His boots on the ground reporting is what makes the book head and shoulders above anything else.
Yeah, Shirer is directly quoted and is in fact a "character" in this film. It's really cool the way it's done. I didn't know too much about the doc until this week, but I guess they tried different methods to reach a younger audience, and so far so great.
And I agree, the chapter on the niece was so interesting, first time I ever heard anything about it was in that book as well.
Now streaming, six-part series constructed as a thriller to hook today's youth. Director Joe Berlinger explains why educating them is crucial
www.timesofisrael.com
Can you talk about journalist William Shirer, who’s one of the main narrators of the series — thanks to AI voice recreation — but is not widely known today?
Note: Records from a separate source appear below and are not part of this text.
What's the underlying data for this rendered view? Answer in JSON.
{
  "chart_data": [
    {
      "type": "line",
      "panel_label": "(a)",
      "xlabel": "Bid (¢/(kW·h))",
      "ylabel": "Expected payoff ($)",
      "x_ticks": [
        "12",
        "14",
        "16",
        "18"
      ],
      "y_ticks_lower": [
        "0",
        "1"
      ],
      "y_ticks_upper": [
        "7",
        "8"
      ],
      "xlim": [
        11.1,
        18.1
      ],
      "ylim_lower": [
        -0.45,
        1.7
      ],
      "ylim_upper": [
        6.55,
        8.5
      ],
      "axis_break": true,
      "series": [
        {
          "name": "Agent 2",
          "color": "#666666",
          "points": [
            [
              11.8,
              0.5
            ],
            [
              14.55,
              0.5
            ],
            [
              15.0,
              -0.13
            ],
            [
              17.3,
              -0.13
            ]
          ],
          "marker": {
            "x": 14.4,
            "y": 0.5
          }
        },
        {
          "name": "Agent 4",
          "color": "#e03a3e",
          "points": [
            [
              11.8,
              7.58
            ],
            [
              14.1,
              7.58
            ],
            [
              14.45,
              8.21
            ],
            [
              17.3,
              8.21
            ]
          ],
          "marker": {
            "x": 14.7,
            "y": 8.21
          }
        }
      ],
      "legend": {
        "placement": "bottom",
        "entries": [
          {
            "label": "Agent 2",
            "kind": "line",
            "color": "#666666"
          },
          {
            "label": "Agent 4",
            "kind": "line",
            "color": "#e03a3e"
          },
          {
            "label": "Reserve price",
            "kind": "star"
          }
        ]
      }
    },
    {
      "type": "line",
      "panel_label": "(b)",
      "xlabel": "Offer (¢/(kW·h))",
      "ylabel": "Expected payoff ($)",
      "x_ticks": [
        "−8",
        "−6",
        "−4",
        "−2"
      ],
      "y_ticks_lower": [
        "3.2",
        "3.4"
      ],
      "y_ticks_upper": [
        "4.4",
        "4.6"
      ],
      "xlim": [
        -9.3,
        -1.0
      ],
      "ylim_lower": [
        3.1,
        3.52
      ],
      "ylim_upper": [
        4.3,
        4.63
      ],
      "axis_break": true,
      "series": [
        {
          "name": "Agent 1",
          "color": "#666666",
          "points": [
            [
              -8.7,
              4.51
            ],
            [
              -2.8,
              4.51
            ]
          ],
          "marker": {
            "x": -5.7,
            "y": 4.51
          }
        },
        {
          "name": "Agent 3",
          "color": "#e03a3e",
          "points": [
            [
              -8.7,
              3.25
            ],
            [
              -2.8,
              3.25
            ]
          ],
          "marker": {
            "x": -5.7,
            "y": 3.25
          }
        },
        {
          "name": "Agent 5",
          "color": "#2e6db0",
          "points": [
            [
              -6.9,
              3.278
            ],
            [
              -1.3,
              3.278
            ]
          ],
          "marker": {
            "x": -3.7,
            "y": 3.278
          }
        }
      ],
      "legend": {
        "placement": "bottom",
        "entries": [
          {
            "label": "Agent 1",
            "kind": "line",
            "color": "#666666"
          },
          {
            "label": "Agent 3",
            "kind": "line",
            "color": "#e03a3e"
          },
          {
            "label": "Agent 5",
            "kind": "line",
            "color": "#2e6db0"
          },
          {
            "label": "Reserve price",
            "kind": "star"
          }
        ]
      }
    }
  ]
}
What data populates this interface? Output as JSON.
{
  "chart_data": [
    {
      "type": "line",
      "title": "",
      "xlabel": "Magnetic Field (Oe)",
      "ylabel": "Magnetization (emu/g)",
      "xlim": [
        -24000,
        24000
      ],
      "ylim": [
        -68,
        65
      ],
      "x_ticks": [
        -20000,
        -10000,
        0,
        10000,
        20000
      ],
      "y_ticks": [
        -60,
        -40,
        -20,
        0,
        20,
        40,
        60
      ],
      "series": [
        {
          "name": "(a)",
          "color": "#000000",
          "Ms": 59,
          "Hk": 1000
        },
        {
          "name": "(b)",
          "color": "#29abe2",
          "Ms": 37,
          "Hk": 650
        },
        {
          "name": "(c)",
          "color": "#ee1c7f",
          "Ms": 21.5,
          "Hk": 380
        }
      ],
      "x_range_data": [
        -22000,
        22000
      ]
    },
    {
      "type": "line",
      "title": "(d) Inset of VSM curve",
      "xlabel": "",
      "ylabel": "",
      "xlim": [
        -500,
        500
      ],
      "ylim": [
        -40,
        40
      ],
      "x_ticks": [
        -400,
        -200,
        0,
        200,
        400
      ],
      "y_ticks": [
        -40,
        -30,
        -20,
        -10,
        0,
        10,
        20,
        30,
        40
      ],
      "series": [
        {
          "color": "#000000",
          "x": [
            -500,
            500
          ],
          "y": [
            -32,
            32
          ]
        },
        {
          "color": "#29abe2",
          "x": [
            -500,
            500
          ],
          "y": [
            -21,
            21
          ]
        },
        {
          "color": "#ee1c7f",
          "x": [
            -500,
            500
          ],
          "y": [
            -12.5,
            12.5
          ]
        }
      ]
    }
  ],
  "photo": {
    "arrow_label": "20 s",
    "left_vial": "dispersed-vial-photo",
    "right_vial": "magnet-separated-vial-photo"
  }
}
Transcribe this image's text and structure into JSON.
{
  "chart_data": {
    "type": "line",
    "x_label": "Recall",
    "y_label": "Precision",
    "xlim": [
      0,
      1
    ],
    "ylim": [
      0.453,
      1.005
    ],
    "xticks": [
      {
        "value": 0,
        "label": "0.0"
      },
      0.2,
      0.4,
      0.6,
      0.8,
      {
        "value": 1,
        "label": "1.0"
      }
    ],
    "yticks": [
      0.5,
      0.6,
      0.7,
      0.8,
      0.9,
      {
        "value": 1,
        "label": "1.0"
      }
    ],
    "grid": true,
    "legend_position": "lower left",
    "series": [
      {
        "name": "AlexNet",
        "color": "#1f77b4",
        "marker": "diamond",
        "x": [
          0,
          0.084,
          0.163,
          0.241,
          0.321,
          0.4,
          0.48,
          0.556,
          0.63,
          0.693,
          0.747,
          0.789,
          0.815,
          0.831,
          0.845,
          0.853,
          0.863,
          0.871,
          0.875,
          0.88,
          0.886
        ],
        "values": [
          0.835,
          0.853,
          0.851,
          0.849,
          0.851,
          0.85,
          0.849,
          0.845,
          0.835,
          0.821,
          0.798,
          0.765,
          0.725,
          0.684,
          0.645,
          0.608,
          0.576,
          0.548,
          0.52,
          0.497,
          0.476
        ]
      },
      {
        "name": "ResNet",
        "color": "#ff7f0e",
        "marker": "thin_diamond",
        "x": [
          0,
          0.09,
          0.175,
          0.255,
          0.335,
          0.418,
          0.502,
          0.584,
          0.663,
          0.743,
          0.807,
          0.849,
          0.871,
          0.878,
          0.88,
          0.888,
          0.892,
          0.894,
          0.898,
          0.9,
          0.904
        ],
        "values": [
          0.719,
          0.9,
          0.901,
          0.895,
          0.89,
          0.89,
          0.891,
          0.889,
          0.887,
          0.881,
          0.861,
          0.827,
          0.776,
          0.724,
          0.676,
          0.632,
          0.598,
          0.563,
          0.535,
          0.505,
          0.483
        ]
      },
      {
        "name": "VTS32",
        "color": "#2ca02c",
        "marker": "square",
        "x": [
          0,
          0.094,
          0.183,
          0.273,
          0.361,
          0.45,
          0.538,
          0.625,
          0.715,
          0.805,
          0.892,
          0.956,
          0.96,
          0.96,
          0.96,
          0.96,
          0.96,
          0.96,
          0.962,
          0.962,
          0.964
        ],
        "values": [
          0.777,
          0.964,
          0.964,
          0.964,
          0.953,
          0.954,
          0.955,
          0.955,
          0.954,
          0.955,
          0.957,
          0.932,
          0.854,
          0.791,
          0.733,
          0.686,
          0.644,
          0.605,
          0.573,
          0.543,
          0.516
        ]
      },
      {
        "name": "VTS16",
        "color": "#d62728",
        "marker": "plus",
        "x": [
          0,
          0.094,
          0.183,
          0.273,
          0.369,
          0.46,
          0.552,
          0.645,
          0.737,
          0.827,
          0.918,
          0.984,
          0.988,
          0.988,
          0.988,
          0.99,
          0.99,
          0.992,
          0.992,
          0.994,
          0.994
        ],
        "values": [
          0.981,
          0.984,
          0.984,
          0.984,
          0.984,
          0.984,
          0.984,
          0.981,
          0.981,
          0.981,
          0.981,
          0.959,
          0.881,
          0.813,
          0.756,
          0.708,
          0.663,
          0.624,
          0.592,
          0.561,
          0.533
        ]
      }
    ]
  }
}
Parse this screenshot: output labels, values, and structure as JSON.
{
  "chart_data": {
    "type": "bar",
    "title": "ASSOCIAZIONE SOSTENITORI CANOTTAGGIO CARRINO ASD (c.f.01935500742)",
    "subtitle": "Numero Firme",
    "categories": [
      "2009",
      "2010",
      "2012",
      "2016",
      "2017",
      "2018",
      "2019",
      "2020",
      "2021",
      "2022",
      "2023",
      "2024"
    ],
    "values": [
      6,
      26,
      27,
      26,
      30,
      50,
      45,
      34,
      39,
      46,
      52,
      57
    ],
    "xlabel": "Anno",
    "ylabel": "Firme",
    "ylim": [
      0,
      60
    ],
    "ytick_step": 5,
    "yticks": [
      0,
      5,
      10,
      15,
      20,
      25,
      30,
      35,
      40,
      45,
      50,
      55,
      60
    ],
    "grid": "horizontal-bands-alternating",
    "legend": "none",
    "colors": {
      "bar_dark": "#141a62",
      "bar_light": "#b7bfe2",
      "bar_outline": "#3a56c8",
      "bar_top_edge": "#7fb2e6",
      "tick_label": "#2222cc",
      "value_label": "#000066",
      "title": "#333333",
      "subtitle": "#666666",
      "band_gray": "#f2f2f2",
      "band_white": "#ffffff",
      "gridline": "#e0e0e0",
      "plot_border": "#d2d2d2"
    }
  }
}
William Shirer’s book “The Rise and Fall of the Third Reich” (1960), with a swastika on the spine, that was
the book. It’s not the only book people read anymore, but he had a unique position because he was one of the few American reporters who was in Nazi Germany at all these pivotal moments, eyewitnessing stuff. And as you’ll see in the series, he’s greatly censored about what he can report while he was in Germany, but he smuggled out his diaries. And he was one of the first people to alert us of the dangers of what happened. Now with our phones and cameras and social media and everything being instantaneous, you can hardly wrap your head around the fact that there used to be a time when we didn’t know anything and journalists had to embed and send out radio reports and all that stuff.
Directly related to how much Holocaust denial and ignorance there is — Shirer was an eyewitness. You can’t dispute an eyewitness, and we have eyewitness testimony throughout the show. So all of these things kind of came together thematically.